Жизнь у родовитого аристократа Франсуа де Ларошфуко (1613–1680) выдалась бурной, так что материала для морализирования у него накопилось предостаточно. Подобно Монтеню, он не миновал Бастилии, но, в отличие от миротворца-Монтеня, он по собственной воле с семнадцати и до сорока лет принимал живейшее участие в дворцовых интригах и драках – враждовал с кардиналом Ришелье, как участник аристократической Фронды воевал с кардиналом Мазарини и дружил с принцем Конде. Только оказавшись в ссылке и устранившись от политики, он занялся литературным трудом. Сначала издал скандальные «Мемуары», где раздал всем сестрам по серьгам, а затем засел за «моральные размышления». Не о себе ли самом один из самых едких его афоризмов: «Старики потому так любят давать хорошие советы, что уже не способны подавать дурных примеров»?
Ларошфуко удалось создать образцовый критический кодекс расхожей морали на все случаи жизни – не случайно такое множество его афоризмов начинается словами «часто», «обычно», «иной раз», «порой», а действующие в них лица – это «люди», «мы» и отвлеченные общие понятия, такие как «самолюбие», «страсти», «добродетель» и т. п. Мысль Ларошфуко снует между беспощадным приговором эпиграфа к «Максимам и моральным размышлениям»: «Наши добродетели – это чаще всего искусно переряженные пороки», – и саморазоблачительным признанием: «Легче познать людей вообще, чем одного человека в частности». Но такова участь всех книг подобного рода, поскольку старение души проявляется в неодолимой тяге к сентенциям – изречениям нравоучительного характера, которые способна скрасить только их горечь да блеск формулировок. Здесь многое зависит от качества перевода. Скажем, 257-й афоризм: «Величавость – это непостижимая уловка тела, изобретенная для того, чтобы скрыть недостатки ума» – можно перевести и так: «Серьезность есть хитроумная уловка тела, призванная скрыть изъяны духа». В первом случае – социальная сатира, во втором – глубинная характерология, удар педанту под дых! Зоркость и даже прозорливость Ларошфуко огромны. За несколько веков до возникновения в психиатрии термина «умственные эпидемии» он отмечал, что «иные безрассудства распространяются точно заразные болезни», и, предвосхищая Вейнингера с Фрейдом, утверждал, что «женщины не сознают всей беспредельности своего кокетства». Этот прилежный ученик и соперник латинского стоика Сенеки, проявляя непоследовательность, признавал христианские ценности, как способность надеяться и бояться, и корень зла усматривал в себялюбии человека (в книге «Максимы» ему посвящено целое эссе).
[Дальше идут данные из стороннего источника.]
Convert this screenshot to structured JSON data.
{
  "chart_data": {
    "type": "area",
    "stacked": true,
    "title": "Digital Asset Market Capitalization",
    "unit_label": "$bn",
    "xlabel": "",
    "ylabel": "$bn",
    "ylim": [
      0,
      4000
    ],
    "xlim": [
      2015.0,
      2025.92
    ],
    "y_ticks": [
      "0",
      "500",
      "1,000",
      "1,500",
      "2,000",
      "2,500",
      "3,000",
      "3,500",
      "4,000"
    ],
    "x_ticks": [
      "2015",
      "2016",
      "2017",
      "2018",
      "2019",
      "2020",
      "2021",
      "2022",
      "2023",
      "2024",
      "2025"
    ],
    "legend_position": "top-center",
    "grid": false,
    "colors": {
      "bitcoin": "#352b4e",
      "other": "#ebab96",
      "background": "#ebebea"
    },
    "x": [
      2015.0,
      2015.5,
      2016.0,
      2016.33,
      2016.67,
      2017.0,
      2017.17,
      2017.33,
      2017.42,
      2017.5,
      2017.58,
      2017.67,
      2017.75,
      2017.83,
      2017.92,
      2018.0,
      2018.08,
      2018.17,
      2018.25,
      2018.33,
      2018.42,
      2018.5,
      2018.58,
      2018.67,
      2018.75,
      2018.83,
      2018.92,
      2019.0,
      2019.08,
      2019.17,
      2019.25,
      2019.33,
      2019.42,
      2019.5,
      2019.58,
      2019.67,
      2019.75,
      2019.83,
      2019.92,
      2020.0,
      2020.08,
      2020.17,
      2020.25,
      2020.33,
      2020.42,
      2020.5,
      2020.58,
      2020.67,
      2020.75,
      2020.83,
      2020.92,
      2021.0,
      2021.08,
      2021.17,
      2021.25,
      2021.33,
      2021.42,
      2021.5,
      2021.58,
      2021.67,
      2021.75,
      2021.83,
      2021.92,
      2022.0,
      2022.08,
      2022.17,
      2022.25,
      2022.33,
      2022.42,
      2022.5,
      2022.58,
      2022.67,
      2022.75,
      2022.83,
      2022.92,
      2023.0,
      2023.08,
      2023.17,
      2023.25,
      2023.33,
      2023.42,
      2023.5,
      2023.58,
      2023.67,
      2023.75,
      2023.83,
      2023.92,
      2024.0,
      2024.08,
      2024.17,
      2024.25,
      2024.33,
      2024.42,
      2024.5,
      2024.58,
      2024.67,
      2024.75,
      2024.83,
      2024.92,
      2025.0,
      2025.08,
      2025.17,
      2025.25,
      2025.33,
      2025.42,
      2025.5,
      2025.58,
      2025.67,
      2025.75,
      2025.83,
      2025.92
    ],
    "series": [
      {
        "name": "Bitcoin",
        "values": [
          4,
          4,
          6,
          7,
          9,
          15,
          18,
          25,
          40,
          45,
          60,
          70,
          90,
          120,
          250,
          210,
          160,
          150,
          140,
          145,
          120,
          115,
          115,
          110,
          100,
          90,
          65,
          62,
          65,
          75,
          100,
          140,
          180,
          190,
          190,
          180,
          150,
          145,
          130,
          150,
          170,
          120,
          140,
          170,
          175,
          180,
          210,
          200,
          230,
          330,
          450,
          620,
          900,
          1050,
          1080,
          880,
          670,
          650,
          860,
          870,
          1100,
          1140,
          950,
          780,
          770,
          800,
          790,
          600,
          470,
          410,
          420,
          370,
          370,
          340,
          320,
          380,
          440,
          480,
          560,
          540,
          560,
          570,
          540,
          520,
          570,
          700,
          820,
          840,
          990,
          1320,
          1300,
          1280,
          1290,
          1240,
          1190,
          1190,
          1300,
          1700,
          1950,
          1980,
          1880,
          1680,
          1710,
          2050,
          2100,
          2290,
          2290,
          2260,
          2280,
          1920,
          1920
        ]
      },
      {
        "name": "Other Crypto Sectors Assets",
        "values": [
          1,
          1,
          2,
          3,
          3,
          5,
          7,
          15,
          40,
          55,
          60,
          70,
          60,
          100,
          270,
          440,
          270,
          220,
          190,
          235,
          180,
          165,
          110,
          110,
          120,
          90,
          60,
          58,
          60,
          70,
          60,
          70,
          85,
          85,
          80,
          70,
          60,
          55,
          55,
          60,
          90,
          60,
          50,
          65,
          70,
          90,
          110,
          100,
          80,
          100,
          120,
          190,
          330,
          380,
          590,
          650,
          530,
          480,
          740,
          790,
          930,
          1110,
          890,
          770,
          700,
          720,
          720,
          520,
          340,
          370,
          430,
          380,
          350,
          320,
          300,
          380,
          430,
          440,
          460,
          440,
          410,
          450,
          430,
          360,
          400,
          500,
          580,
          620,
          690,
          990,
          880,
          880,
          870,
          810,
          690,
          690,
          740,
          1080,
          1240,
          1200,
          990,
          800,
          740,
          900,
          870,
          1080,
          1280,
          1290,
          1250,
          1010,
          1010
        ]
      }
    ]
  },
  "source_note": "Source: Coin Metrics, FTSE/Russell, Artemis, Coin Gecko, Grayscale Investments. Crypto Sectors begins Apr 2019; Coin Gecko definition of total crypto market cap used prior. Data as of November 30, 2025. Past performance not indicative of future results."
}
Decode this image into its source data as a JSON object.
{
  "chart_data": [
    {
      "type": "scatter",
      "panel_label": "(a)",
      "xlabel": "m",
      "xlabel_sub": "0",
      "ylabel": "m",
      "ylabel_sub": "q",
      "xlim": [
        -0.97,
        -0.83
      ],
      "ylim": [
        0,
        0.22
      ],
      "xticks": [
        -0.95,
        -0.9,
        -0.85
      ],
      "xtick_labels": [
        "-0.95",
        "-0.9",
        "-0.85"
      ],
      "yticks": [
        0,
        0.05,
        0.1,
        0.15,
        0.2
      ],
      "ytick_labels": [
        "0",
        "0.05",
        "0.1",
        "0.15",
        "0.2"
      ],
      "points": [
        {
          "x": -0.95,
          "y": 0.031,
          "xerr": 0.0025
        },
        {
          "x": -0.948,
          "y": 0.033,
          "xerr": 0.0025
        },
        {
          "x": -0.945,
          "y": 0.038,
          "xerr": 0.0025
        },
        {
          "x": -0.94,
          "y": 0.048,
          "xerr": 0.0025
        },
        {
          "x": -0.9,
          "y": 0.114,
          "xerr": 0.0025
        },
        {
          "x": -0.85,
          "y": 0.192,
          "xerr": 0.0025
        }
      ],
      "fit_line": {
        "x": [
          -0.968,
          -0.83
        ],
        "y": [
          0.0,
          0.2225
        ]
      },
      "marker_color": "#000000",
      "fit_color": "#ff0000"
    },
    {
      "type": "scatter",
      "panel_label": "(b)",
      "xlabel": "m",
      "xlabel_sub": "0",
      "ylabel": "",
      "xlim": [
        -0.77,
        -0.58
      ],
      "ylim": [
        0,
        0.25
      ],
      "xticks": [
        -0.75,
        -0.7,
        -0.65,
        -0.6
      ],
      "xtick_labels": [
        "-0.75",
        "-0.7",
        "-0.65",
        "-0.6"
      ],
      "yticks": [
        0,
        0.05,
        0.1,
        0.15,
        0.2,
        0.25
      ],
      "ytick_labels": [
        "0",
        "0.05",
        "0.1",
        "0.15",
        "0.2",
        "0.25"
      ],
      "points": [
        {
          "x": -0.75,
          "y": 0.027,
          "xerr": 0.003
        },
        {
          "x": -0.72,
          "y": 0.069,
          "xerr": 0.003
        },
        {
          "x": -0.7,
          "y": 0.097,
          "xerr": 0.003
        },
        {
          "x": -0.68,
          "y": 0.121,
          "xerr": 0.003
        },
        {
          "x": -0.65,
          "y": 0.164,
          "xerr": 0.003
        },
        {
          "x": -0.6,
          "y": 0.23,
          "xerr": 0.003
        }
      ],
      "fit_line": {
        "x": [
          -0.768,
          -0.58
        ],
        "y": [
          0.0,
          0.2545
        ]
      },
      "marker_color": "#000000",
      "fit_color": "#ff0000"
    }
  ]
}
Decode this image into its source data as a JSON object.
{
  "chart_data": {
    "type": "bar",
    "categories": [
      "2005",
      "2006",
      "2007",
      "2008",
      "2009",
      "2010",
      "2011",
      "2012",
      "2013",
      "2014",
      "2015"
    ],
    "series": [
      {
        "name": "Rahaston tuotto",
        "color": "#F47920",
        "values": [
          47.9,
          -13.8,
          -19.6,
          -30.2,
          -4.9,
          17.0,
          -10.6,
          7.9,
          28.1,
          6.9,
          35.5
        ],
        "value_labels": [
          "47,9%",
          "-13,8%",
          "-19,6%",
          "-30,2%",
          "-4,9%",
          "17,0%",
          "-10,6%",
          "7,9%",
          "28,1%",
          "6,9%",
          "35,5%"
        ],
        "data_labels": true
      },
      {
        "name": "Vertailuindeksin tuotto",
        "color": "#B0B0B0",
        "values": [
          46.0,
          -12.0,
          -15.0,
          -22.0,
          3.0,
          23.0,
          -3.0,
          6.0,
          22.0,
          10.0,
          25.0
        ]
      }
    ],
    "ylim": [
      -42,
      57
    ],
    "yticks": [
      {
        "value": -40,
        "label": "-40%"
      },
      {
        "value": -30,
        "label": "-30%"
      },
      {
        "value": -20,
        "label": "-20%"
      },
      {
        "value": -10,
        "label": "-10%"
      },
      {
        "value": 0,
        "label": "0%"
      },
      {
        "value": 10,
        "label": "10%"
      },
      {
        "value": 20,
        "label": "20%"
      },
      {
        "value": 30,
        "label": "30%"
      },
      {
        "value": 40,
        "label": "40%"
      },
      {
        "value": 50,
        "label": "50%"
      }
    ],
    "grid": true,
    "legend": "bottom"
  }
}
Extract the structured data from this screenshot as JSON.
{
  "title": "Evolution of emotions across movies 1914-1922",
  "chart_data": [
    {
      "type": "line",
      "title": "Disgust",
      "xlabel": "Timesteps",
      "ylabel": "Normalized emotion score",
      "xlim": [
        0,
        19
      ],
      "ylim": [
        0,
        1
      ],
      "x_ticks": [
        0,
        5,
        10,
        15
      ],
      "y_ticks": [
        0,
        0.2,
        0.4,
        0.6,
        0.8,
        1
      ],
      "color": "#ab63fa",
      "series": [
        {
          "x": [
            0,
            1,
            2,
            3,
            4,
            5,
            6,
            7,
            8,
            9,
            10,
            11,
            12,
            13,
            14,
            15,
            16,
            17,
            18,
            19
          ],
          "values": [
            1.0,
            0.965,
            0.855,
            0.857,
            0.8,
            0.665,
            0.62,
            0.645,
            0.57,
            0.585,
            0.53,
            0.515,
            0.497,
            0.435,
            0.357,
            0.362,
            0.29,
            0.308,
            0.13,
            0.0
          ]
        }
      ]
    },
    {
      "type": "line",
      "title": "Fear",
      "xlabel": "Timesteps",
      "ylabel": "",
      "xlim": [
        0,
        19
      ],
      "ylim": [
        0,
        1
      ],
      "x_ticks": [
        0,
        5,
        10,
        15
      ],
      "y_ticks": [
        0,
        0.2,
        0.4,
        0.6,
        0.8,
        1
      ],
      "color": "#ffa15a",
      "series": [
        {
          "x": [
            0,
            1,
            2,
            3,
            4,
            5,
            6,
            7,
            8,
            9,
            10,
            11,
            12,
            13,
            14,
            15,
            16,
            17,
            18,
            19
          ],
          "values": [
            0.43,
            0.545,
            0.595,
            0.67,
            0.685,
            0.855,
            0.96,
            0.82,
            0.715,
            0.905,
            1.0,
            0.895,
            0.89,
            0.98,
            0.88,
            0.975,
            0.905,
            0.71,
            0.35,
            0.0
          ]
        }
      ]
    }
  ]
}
Но вот в вопросе об отношении к смерти Ларошфуко предстает категорическим противником не только христианства, но также респектабельного Монтеня и отчаянного Паскаля, избегая заглядывать в опасные глубины бытия и человеческого духа. И в этом смысле Ларошфуко – типичный мыслитель «золотой середины», социальный критик и моралист, но не философ.
Бесстрашный Паскаль
Мудрой и мужественной уравновешенности Монтеня и мнимому всеведению Ларошфуко противостояла трагическая крайность Паскаля во всем – от научного творчества до философии жизни. От автора «Опытов» и автора «Максим» автора «Мыслей» отличала его маниакальная приверженность поискам Абсолюта. Расплатой за что послужила ранняя смерть этого одного из самых вдохновенных и пронзительных мыслителей в европейской культуре – Блез Паскаль умер в возрасте 39 лет в 1662 году.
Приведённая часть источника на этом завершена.